Andrew Sullivan, of The New Republic, and I may not agree on everything, but there are some issues upon which we are indistinguishable. Namely, the utter lack of moral sense displayed by the Guardian in their latest editorial on the Madrid bombing:
The stunning aspect of this boilerplate is how utterly empty it is. The only constructive suggestion the Guardian proffers is an "international conference." No this is not, apparently, self-parody. While hundreds lie dead, the most important thing is to stick on your lapel name-labels, hurry down to the nearest Marriott lobby, and have a seminar. Above all, after an atrocity of this scale, it is vital that the perpetrators of such evil not "be hunted down and smoked out of their lairs." Heaven forbid such an action. That would be the American way, after all.This is a large part of the reason Mark Steyn predicts the doom of 'Old Europe.' It just doesn't know right from wrong, and when confronted with true evil, it doesn't know how to respond.

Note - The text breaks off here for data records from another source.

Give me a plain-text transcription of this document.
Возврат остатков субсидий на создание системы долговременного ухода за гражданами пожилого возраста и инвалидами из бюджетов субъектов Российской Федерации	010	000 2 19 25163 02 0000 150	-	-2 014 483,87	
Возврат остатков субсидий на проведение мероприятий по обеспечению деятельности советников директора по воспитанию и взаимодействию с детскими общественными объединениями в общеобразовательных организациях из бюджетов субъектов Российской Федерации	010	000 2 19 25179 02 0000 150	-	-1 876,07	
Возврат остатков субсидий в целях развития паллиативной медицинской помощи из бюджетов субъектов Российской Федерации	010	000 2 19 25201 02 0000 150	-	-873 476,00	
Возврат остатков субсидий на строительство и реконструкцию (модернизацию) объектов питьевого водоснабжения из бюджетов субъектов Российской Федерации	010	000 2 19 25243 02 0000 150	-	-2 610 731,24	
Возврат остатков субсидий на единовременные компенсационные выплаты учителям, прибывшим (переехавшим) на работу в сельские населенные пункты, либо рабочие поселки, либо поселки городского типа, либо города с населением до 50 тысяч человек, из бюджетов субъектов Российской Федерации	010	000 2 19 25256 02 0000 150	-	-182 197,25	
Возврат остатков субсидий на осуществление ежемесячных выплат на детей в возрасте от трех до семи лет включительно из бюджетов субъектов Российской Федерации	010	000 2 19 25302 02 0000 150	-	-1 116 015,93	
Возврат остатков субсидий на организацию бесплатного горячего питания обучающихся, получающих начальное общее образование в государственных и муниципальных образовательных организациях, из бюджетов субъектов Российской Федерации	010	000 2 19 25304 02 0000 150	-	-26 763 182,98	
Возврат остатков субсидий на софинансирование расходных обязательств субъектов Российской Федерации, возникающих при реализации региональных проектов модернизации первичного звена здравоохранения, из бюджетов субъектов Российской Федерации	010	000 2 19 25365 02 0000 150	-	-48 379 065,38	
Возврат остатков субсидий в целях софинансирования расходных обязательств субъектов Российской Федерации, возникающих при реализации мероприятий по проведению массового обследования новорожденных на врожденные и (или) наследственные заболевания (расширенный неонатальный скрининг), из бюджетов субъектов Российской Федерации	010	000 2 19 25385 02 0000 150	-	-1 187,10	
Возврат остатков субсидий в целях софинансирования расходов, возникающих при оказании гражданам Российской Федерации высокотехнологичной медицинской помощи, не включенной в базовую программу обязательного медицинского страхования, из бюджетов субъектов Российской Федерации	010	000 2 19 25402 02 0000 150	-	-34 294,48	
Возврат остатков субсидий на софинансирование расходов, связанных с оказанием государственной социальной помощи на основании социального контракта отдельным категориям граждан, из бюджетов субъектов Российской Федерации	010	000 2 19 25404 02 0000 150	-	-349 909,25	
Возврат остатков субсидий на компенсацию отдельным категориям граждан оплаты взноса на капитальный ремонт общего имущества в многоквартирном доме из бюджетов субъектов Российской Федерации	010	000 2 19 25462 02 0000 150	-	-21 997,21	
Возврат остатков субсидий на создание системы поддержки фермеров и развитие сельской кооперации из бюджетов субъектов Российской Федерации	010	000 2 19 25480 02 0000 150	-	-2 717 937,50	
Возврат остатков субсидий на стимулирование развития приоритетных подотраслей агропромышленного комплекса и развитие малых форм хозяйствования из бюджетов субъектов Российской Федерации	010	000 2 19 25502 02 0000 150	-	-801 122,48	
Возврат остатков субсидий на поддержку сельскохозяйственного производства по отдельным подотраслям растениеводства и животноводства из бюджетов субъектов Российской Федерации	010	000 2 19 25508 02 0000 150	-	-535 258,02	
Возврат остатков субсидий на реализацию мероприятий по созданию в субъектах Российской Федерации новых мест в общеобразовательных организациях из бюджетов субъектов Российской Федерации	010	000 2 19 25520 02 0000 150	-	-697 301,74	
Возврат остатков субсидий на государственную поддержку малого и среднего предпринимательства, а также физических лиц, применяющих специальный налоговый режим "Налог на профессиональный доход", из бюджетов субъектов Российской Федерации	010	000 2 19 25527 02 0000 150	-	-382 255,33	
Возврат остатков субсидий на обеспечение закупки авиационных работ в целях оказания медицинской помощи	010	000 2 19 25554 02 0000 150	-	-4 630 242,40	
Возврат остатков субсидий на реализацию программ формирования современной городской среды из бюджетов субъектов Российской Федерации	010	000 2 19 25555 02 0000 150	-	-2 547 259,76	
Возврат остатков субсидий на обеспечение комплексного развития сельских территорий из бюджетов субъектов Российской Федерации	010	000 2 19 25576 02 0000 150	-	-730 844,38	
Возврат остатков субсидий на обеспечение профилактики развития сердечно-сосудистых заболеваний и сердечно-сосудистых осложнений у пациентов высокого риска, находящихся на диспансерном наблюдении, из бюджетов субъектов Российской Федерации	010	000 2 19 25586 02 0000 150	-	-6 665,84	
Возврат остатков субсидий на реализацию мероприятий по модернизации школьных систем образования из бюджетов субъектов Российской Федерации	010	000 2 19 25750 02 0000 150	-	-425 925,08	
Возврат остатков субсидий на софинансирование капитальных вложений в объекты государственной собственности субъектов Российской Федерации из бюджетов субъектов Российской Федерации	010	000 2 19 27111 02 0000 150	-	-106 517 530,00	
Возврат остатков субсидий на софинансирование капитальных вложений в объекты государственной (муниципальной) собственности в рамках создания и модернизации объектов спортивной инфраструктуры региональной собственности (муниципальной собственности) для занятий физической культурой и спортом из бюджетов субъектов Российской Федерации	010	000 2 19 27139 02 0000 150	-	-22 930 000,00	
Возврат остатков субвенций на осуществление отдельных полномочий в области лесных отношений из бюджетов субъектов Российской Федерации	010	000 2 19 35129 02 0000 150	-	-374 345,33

In Europe, there are no bad guys, even those who deliberately murdered almost 200 innocents and threaten to murder countless more. Ask yourself: If the Guardian cannot call these people "bad guys," then who qualifies? And if the leaders of democratic societies cannot qualify in this context as "good guys," then who qualifies? What we have here is complete moral nihilism in the face of unspeakable violence.
It's not complete moral nihilism, alas. It's not as if they show the same unwillingness to pass judgment where American actions are concerned....and so does Steven Den Beste:
Of course, the answer is obvious: America is the bad guys. Anyone who opposes America can't be bad guys, which is why the Madrid murderers can't be condemned.